2006-05-15[n年前へ]
■「おとなの小論文教室。」
私は「ほぼ日刊イトイ新聞」は読んでいない。単独の記事を、他からのリンクで読みに行くことはあるけれど、「ほぼ日刊イトイ新聞」を読みに行くことはない。レイアウトが読みにくい、ただそれだけの、けれど十分な理由があるからだ。レイアウトが読みにくいから読まないだけだから、書籍として読みやすく作り直されたものは、楽しんでいる。もしかしたら、書き手からしたら不十分な出来なのかもしれないが、それでもWEBサイトの読みにくさと比べれば雲泥の差だ。
昨日、山田ズーニー著「おとなの小論文教室。」を読んだ。これもまた、「いい」という感想は眺めつつも、WEBページ上では読む気にならず、これまで一度も読まなかったものだ。この本は本当に良かった。けれど、タイトルは、本当に良くない。少なくとも、この本のタイトルは、この本の内容の素晴らしさを表していない。私がこの本の中から読み取ったことは、「自分を見つけ出す」ということだ。
年齢によらず、「自分という一人称を主語にして、私は〜だ」と言うことができない人、自分が相手にしている若い人たちの中に「自分という一人称」が見えないと感じる人、そんな人は手に取ってみるといいと思う。本屋で手に取って読んでみるか、それができなければ、Amazonで買った方がいいと思う。この本のタイトルや「ほぼ日コラム」というキャッチフレーズだけで手に取る気を無くす人も多いだろうけれど、手に取った方がきっといいと思う。そうすれば、自分や他人を見つけ出し、それらを手に取ることもできるんだろう、と思う。
2008-04-28[n年前へ]
■「スペシャルな人が周囲から孤立しないために」
お金は世界に通用するものです。その通用するものの流れで見たとき、人と人がどうつながり、どこに人の共感が生まれ、自分の何に対してお金が支払われ、自分は食べていっているのか?それをクールに観察してみてください。
山田ズーニー「おとなの小論文教室」
2008-07-03[n年前へ]
■「痛みは一瞬。映画は永遠」
"Back To the Future"シリーズのメイキング・ビデオが結構面白かった。当時の技術で映像をどのように作っているか、ということも面白かったが、何より面白かったのが、マイケル.J.フォックスが語っていた話である。カンフー映画のジャッキー・チェンさながらに、転んだり・殴られたり・怪我したり……、とても痛いミステイクを数えきれないほど地検したマイケルは、監督ロバート・ゼメキスといつもこう言い合いながら、また次のテイクを再開したという。
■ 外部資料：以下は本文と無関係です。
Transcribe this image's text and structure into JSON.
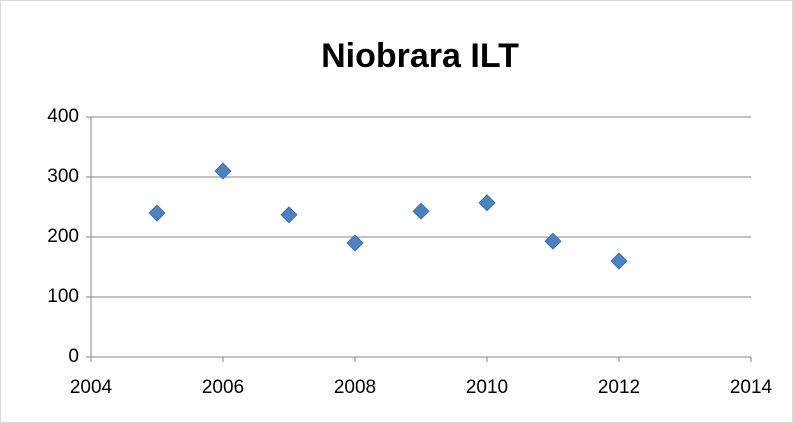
{
  "chart_data": {
    "type": "scatter",
    "title": "Niobrara ILT",
    "x": [
      2005,
      2006,
      2007,
      2008,
      2009,
      2010,
      2011,
      2012
    ],
    "values": [
      240,
      310,
      237,
      190,
      243,
      257,
      193,
      160
    ],
    "color": "#4f81bd",
    "xlim": [
      2004,
      2014
    ],
    "xticks": [
      2004,
      2006,
      2008,
      2010,
      2012,
      2014
    ],
    "ylim": [
      0,
      400
    ],
    "yticks": [
      0,
      100,
      200,
      300,
      400
    ],
    "grid": true
  }
}
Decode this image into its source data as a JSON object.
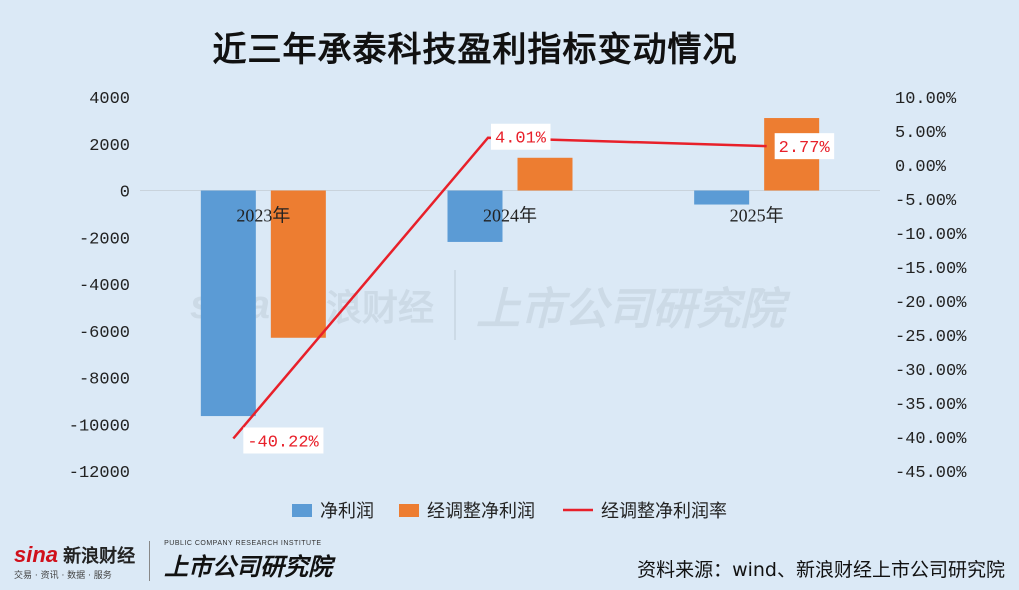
{
  "title": "近三年承泰科技盈利指标变动情况",
  "footer": {
    "source": "资料来源：wind、新浪财经上市公司研究院",
    "logo_sina": "sina",
    "logo_sina_cn": "新浪财经",
    "logo_sina_sub": "交易 · 资讯 · 数据 · 服务",
    "logo_inst": "上市公司研究院",
    "logo_inst_sub": "PUBLIC COMPANY RESEARCH INSTITUTE"
  },
  "colors": {
    "background": "#dbe9f6",
    "net_profit": "#5b9bd5",
    "adj_net_profit": "#ed7d31",
    "margin_line": "#e8202a"
  },
  "chart_data": {
    "type": "bar",
    "title": "近三年承泰科技盈利指标变动情况",
    "categories": [
      "2023年",
      "2024年",
      "2025年"
    ],
    "series": [
      {
        "name": "净利润",
        "type": "bar",
        "axis": "left",
        "values": [
          -9650,
          -2200,
          -600
        ]
      },
      {
        "name": "经调整净利润",
        "type": "bar",
        "axis": "left",
        "values": [
          -6300,
          1400,
          3100
        ]
      },
      {
        "name": "经调整净利润率",
        "type": "line",
        "axis": "right",
        "values": [
          -40.22,
          4.01,
          2.77
        ],
        "labels": [
          "-40.22%",
          "4.01%",
          "2.77%"
        ]
      }
    ],
    "y_left": {
      "min": -12000,
      "max": 4000,
      "step": 2000,
      "ticks": [
        "4000",
        "2000",
        "0",
        "-2000",
        "-4000",
        "-6000",
        "-8000",
        "-10000",
        "-12000"
      ]
    },
    "y_right": {
      "min": -45,
      "max": 10,
      "step": 5,
      "ticks": [
        "10.00%",
        "5.00%",
        "0.00%",
        "-5.00%",
        "-10.00%",
        "-15.00%",
        "-20.00%",
        "-25.00%",
        "-30.00%",
        "-35.00%",
        "-40.00%",
        "-45.00%"
      ]
    },
    "legend": [
      "净利润",
      "经调整净利润",
      "经调整净利润率"
    ],
    "legend_position": "bottom",
    "grid": false
  }
}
痛みは一瞬。映画は永遠。この二人が語った「痛み」は、クロード・モネの「絵を描くことは難しく、苦しい。絵を描いていると希望を失ってしまう。それでも私は言いたいと思っていることをすべて言ってしまうまでは、少なくともそれを言おうと試みた上でなければ死にたくない」という言葉の、「苦しく・希望を失ってしまう」ということと、少し似ている。
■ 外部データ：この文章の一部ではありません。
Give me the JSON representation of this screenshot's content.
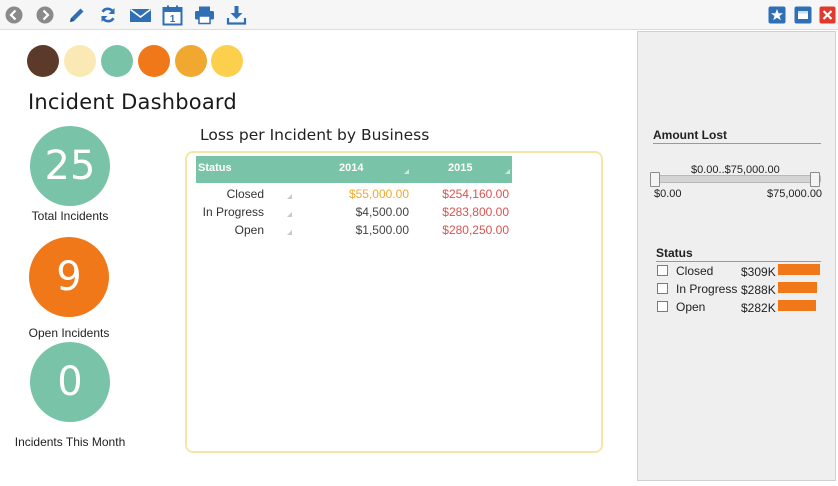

あるいは、山田ズーニーが「おとなの小論文教室」書いていた「自分には紡ぎだせないものでも、それをイメージすることが人にはできる。それが、未知で・独特で・自分で作り出すしかないものだから、他人の水準のものでは納得できないものだからこそ、それを作ることに駆り立てられる。そして、自分が作らなければ「無い」ものだから、その過程で、時に絶望するのだろう」というような文章中の、「時に絶望する」という言葉とも似ている。
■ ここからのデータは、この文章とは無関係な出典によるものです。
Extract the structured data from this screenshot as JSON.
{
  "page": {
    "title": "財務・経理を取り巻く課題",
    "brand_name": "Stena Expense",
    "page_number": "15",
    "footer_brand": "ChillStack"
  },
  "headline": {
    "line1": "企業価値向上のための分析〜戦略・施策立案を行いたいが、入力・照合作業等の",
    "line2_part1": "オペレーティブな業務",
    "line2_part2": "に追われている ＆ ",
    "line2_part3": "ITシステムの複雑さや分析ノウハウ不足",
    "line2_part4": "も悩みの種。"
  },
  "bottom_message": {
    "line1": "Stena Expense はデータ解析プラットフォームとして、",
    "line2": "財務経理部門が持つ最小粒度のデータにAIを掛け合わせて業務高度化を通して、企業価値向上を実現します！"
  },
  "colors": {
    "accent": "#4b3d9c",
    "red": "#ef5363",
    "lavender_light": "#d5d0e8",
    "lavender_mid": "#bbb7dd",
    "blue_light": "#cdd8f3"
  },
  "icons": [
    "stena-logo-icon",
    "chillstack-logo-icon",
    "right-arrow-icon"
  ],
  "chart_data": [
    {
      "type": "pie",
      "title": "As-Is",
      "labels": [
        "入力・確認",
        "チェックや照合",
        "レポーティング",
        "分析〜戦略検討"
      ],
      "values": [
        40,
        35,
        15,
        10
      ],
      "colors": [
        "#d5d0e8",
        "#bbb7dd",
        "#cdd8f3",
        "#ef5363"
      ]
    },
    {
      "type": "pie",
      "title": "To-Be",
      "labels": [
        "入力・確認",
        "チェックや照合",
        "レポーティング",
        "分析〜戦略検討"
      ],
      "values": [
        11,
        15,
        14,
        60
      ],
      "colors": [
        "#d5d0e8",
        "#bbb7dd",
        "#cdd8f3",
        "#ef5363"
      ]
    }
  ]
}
それがどんな形の痛みでも、そんな痛みを感じていても、結局は、何かに駆り立てられものを作りつづける人たちなのだ。
ものを作るのが好きな人たちは、ものを作り続けることが好きな人たちは、きっと「痛みは一瞬。映画は永遠」という言葉にうなづく部分があると思う。そして、実際には、その「映画」や「その人にとっての映画にあたるもの」は決して永遠ではなく、映画ができた瞬間を過ぎれば、またすぐに作り手も受け手も「次の映画」へと進んでいくということにもうなづくことだろう。そして、実は、それが結構好きなのではないかと思う。ものを作るのが好きな人たちは、ものを作り続けることが好きな人たちは。
たとえば、苦しい思いをして山に登る人が、その苦しさが癒えないうちに次の登山を夢想しているように、あるいは、上手く動かない・思ったような結果が出ないプログラムと格闘し、なんとか動いた一瞬の喜びを糧に、また次のプログラムを(少なくとも最初の内は)喜々として書き始めてしまうような人たちがいる。それが、ものを作るのが好きな人たちなのだろう、と思う。